Os números de Marília Mendonça
Como a cantora transformou a sofrência em mania nacional com suas músicas
Matheus Boaba é um jovem consultor financeiro baseado em Goiatuba, cidade localizada a 174 quilômetros de Goiânia. De tempos em tempos, ele vai para a capital do estado de Goiás atender aos seus clientes, boa parte instalados num quadrilátero repleto de escritórios de astros do universo sertanejo. Mas, quando atendeu a reportagem da Billboard Brasil, meses atrás, Boaba só recordou o período em que tinha um restaurante chamado Sabor da Picanha, onde dava guarida e servia comida e bebida de graça aos emergentes talentos da bota e do chapéu.

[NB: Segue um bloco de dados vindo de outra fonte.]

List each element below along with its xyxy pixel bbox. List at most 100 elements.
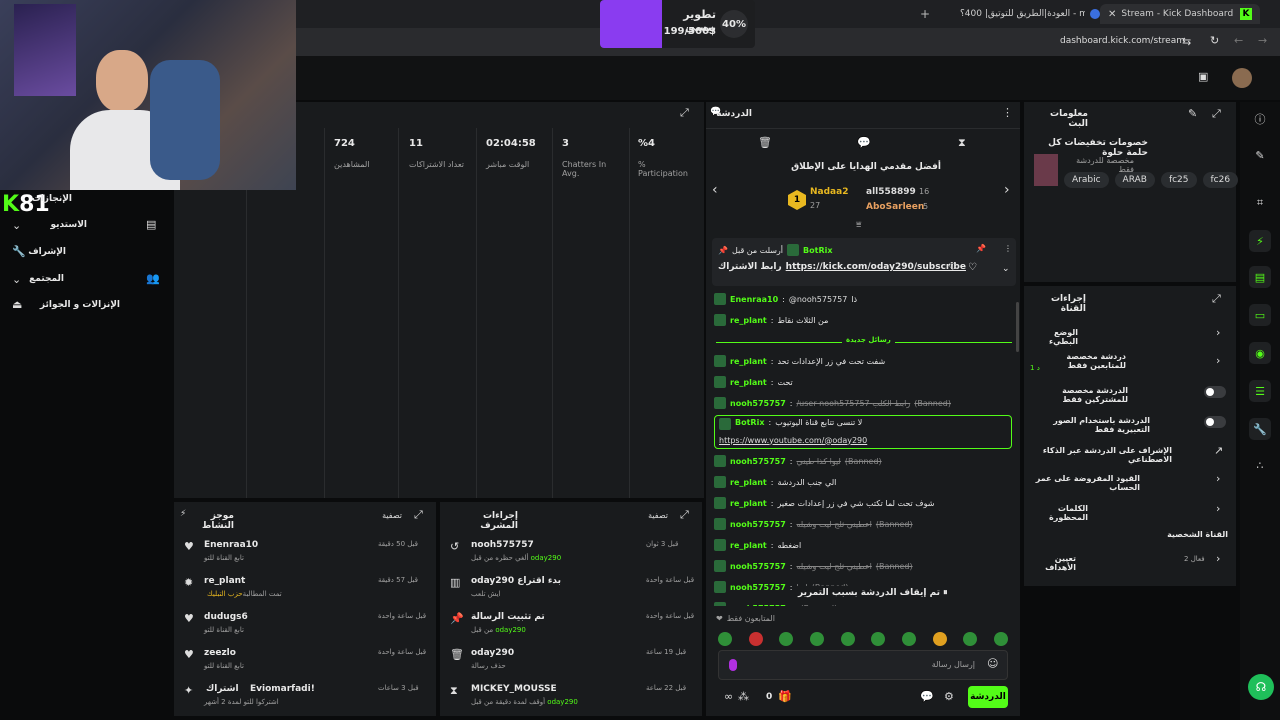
- more-icon[interactable]: ⋮: [1004, 244, 1012, 253]
- crop-icon[interactable]: ⌗: [1249, 192, 1271, 214]
- tab-other[interactable]: العودة|الطريق للتوتيق| 400؟ - m: [960, 4, 1100, 24]
- chat-username[interactable]: nooh575757: [730, 399, 786, 408]
- wrench-icon[interactable]: 🔧: [1249, 418, 1271, 440]
- popout-icon[interactable]: ⤢: [1212, 292, 1221, 306]
- chat-icon[interactable]: 💬: [857, 136, 871, 149]
- sidebar-item-achievements[interactable]: الإنجازات: [30, 194, 72, 204]
- info-icon[interactable]: ⓘ: [1249, 108, 1271, 130]
- activity-item[interactable]: ♥ Enenraa10 تابع القناة للتو قبل 50 دقيق…: [174, 536, 436, 566]
- ai-moderation-row[interactable]: الإشراف على الدردشة عبر الذكاء الاصطناعي…: [1030, 444, 1230, 464]
- emoji-icon[interactable]: ☺: [987, 657, 998, 670]
- emote-icon[interactable]: [963, 632, 978, 646]
- chat-input[interactable]: إرسال رسالة ☺: [718, 650, 1008, 680]
- tag[interactable]: ARAB: [1114, 172, 1155, 188]
- chat-message[interactable]: nooh575757: اعطيني ثلج ليت وشيله (Banned): [714, 515, 1012, 533]
- tag[interactable]: fc26: [1202, 172, 1239, 188]
- chat-message[interactable]: nooh575757: اعطيني ثلج ليت وشيله (Banned): [714, 557, 1012, 575]
- mic-icon[interactable]: [729, 659, 737, 671]
- chat-username[interactable]: re_plant: [730, 478, 767, 487]
- gear-icon[interactable]: ⚙: [944, 690, 954, 703]
- chat-username[interactable]: nooh575757: [730, 604, 786, 607]
- emote-icon[interactable]: [840, 632, 855, 646]
- chat-message[interactable]: re_plant: من الثلاث نقاط: [714, 311, 1012, 329]
- mod-action-item[interactable]: ↺ nooh575757 ألغي حظره من قبل oday290 قب…: [440, 536, 702, 566]
- reload-icon[interactable]: ↻: [1210, 34, 1219, 47]
- emote-icon[interactable]: [871, 632, 886, 646]
- pin-icon[interactable]: 📌: [976, 244, 986, 253]
- account-age-row[interactable]: القيود المفروضة على عمر الحساب ›: [1030, 472, 1230, 492]
- pencil-icon[interactable]: ✎: [1188, 107, 1197, 120]
- chevron-left-icon[interactable]: ‹: [712, 182, 718, 198]
- activity-item[interactable]: ♥ zeezlo تابع القناة للتو قبل ساعة واحدة: [174, 644, 436, 674]
- chat-message[interactable]: re_plant: شوف تحت لما تكتب شي في زر إعداد…: [714, 494, 1012, 512]
- site-settings-icon[interactable]: ⇆: [1182, 35, 1191, 48]
- hourglass-icon[interactable]: ⧗: [958, 136, 966, 150]
- chat-message[interactable]: re_plant: اضغطه: [714, 536, 1012, 554]
- emote-icon[interactable]: [748, 632, 763, 646]
- pencil-icon[interactable]: ✎: [1249, 144, 1271, 166]
- gift-icon[interactable]: 🎁: [778, 690, 792, 703]
- document-icon[interactable]: ▤: [1249, 266, 1271, 288]
- heart-outline-icon[interactable]: ♡: [948, 262, 957, 273]
- chat-message[interactable]: nooh575757: ليوا كذا طيني (Banned): [714, 452, 1012, 470]
- chat-username[interactable]: re_plant: [730, 499, 767, 508]
- chat-username[interactable]: nooh575757: [730, 562, 786, 571]
- address-field[interactable]: dashboard.kick.com/stream: [1060, 36, 1185, 46]
- emote-icon[interactable]: [718, 632, 732, 646]
- sidebar-item-moderation[interactable]: 🔧 الإشراف: [12, 245, 162, 261]
- chat-username[interactable]: BotRix: [735, 418, 764, 427]
- chat-username[interactable]: Enenraa10: [730, 295, 778, 304]
- screen-icon[interactable]: ▣: [1198, 70, 1208, 83]
- chat-username[interactable]: re_plant: [730, 357, 767, 366]
- collapse-icon[interactable]: ⩸: [856, 220, 861, 230]
- goals-row[interactable]: تعيين الأهداف فعال 2 ›: [1030, 552, 1230, 572]
- avatar[interactable]: [1232, 68, 1252, 88]
- chat-username[interactable]: re_plant: [730, 316, 767, 325]
- more-icon[interactable]: ⋮: [1002, 106, 1013, 119]
- chevron-down-icon[interactable]: ⌄: [1002, 264, 1010, 274]
- emote-icon[interactable]: [901, 632, 916, 646]
- close-icon[interactable]: ✕: [1108, 9, 1116, 20]
- trash-icon[interactable]: 🗑: [758, 136, 772, 149]
- slow-mode-row[interactable]: الوضع البطيء ›: [1030, 326, 1230, 346]
- banned-words-row[interactable]: الكلمات المحظورة ›: [1030, 502, 1230, 522]
- chat-message[interactable]: BotRix: لا تنسى تتابع قناة اليوتيوب https:…: [714, 415, 1012, 449]
- chat-username[interactable]: nooh575757: [730, 520, 786, 529]
- new-tab-icon[interactable]: +: [920, 7, 930, 21]
- mod-action-item[interactable]: ⧗ MICKEY_MOUSSE أوقف لمدة دقيقة من قبل o…: [440, 680, 702, 710]
- chat-message[interactable]: re_plant: تحت: [714, 373, 1012, 391]
- emote-icon[interactable]: [779, 632, 794, 646]
- emote-only-toggle[interactable]: [1204, 416, 1226, 428]
- mod-action-item[interactable]: 🗑 oday290 حذف رسالة قبل 19 ساعة: [440, 644, 702, 674]
- dots-icon[interactable]: ∴: [1249, 454, 1271, 476]
- chat-username[interactable]: re_plant: [730, 378, 767, 387]
- chevron-right-icon[interactable]: ›: [1004, 182, 1010, 198]
- chat-icon[interactable]: 💬: [920, 690, 934, 703]
- chat-username[interactable]: re_plant: [730, 541, 767, 550]
- lightning-icon[interactable]: ⚡: [1249, 230, 1271, 252]
- sidebar-item-studio[interactable]: ⌄ الاستديو ▤: [12, 218, 162, 234]
- tab-kick-dashboard[interactable]: ✕ Stream - Kick Dashboard K: [1100, 4, 1260, 24]
- pinned-link[interactable]: https://kick.com/oday290/subscribe: [786, 262, 966, 272]
- emote-icon[interactable]: [993, 632, 1008, 646]
- tag[interactable]: fc25: [1160, 172, 1197, 188]
- sidebar-item-drops[interactable]: ⏏ الإنزالات و الجوائز: [12, 298, 162, 314]
- support-icon[interactable]: ☊: [1248, 674, 1274, 700]
- subscribers-only-toggle[interactable]: [1204, 386, 1226, 398]
- emote-icon[interactable]: [932, 632, 947, 646]
- mod-action-item[interactable]: ▥ oday290 بدء اقتراع ايش تلعب قبل ساعة و…: [440, 572, 702, 602]
- send-chat-button[interactable]: الدردشة: [968, 686, 1008, 708]
- chat-paused-banner[interactable]: تم إيقاف الدردشة بسبب التمرير ⏸: [794, 586, 952, 600]
- mod-action-item[interactable]: 📌 تم تثبيت الرسالة من قبل oday290 قبل سا…: [440, 608, 702, 638]
- tag[interactable]: Arabic: [1064, 172, 1109, 188]
- points-icon[interactable]: ⁂: [738, 690, 749, 703]
- activity-item[interactable]: ✹ re_plant تمت المطالبةحزب التبليك قبل 5…: [174, 572, 436, 602]
- chat-message[interactable]: re_plant: الي جنب الدردشة: [714, 473, 1012, 491]
- chat-message[interactable]: nooh575757: (Banned): [714, 599, 1012, 606]
- chat-message[interactable]: nooh575757:/user nooh575757 رابط الكلب (B…: [714, 394, 1012, 412]
- activity-item[interactable]: ♥ dudugs6 تابع القناة للتو قبل ساعة واحد…: [174, 608, 436, 638]
- activity-item[interactable]: ✦ Eviomarfadi! اشتركوا للتو لمدة 2 أشهر …: [174, 680, 436, 710]
- emote-icon[interactable]: [809, 632, 824, 646]
- popout-icon[interactable]: ⤢: [680, 106, 689, 120]
- chat-icon[interactable]: ▭: [1249, 304, 1271, 326]
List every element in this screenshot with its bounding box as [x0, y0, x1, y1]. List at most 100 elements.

Muitos fizeram história –Gusttavo Lima, por exemplo, tocou lá. Poucos deles, no entanto, causaram tanto impacto no cenário da música brasileira como uma cantora tímida e de personalidade forte que entoava sucessos do universo caipira intercalados com músicas de sua própria lavra. Uma jovem chamada Marília Mendonça. “A gente morava praticamente na mesma vizinhança. Eu chamo a mãe dela, dona Ruth, de tia”, relembra o consultor.
O legado de Marília
A trajetória da cantora e compositora, no entanto, superou qualquer previsão feita por clientes de carne macia e bebida gelada. Morta num desastre aéreo em 5 de novembro de 2021, aos 25 anos, ela segue ainda hoje batendo recordes que continuamente desafiam qualquer previsão da crítica e de executivos do mercado musical. Em maio do ano passado, Marília alcançou a marca de 10 bilhões de reproduções no Spotify. São 12 milhões de pessoas ouvindo as criações dela na plataforma de streaming todo mês.
“Sua trajetória mostrou comforça a importância das mulheres ocuparem espaços que, antes, eram vistos como territórios masculinos, e de dar voz feminina ao gênero de maneira autêntica. Como sempre soube circular com maestria por outros gêneros, como rap, funk, pagode, axé, arrocha e pop, ela contribuiu para diminuição das barreiras entre gêneros, tanto do ponto de vista de produção quanto de consumo”, diz Carol Alzuguir, Head de parcerias com artistas, gravadoras, selos e distribuidoras no Spotify no Brasil.
Os números do reinado
De 2019 a 2022, ela foia artista brasileira mais ouvida na plataforma de streaming. Os números de sua gravadora, a Som Livre, também são expressivos. São 29,1 bilhões de plays ao redor do mundo, entre streams e views. O lançamento póstumo “Decretos Reais”, de maio de 2023, atingiu mais de 1,5bilhões de plays (894,3 milhões de streams e 574,9 milhões de views).
Só a faixa “Leão” tem 434,2 milhões de streams e 319,1milhões de views. A cantora figura ao lado de Michael Jackson e Elvis Presley no rol de astros cuja popularidade se manteve intacta após a morte. Por exemplo: na lista de canções mais tocadas em 2023 divulgada pela Crowley, empresa que afere audiência das rádios, a canção “Leão” figura em terceiro lugar.Foram 64.998 execuções, perdendo somente para os super astros Gusttavo Lima (82.502 com “Desejo Imortal”) e Simone Mendes (73.723 com “Erro Gostoso”). A faixa lançada originalmente em parceria com o rapper Xamã também nunca saiu das cabeças do Billboard Brasil Hot 100 desde o lançamento dos charts, em setembro passado, posicionando Marília Mendonça no Artistas 25, que elenca os mais ouvidos do país.
A sua abrangência é tão importante quanto os números de execução. Marília é um dos raros casos de artista popular que atingiu músicos de diferentes vertentes: de nomes do primeiro escalão da MPB a feras do forró, de astros do heavy metal ao pop, todos simpatizam com a obra de Marília Mendonça.
O país da sofrência
O estilo musical perpetuado por Marília Mendonça ganhou o nome de “sofrência” –o mesmo adjetivo, por exemplo, dado ao arrocha baiano, que também descende da seresta e traz letras que falam de amores que dão errado. Mas o pontapé inicial se deve a uma estratégia bem pensada. Empresário da dupla César Menotti e Fabiano e o responsável pelo estouro comercial da banda Calypso, Pedro Mota percebeu que a musicalidade da Marília se identificava bastante com público do Norte/Nordeste, que consumia muito mais o forró romântico, o brega e o arrochado que no Centro-Oeste, onde estava baseada.
“É inegável que a periferia consumiu primeiro a Marília e, posteriormente, ela quebrou as barreiras e atingiu todas as classes sociais, que se identificaram com suas letras”, pontuou. Marília ganhou primeiramente o Nordeste e, depois, foi descendo até dominar o país.”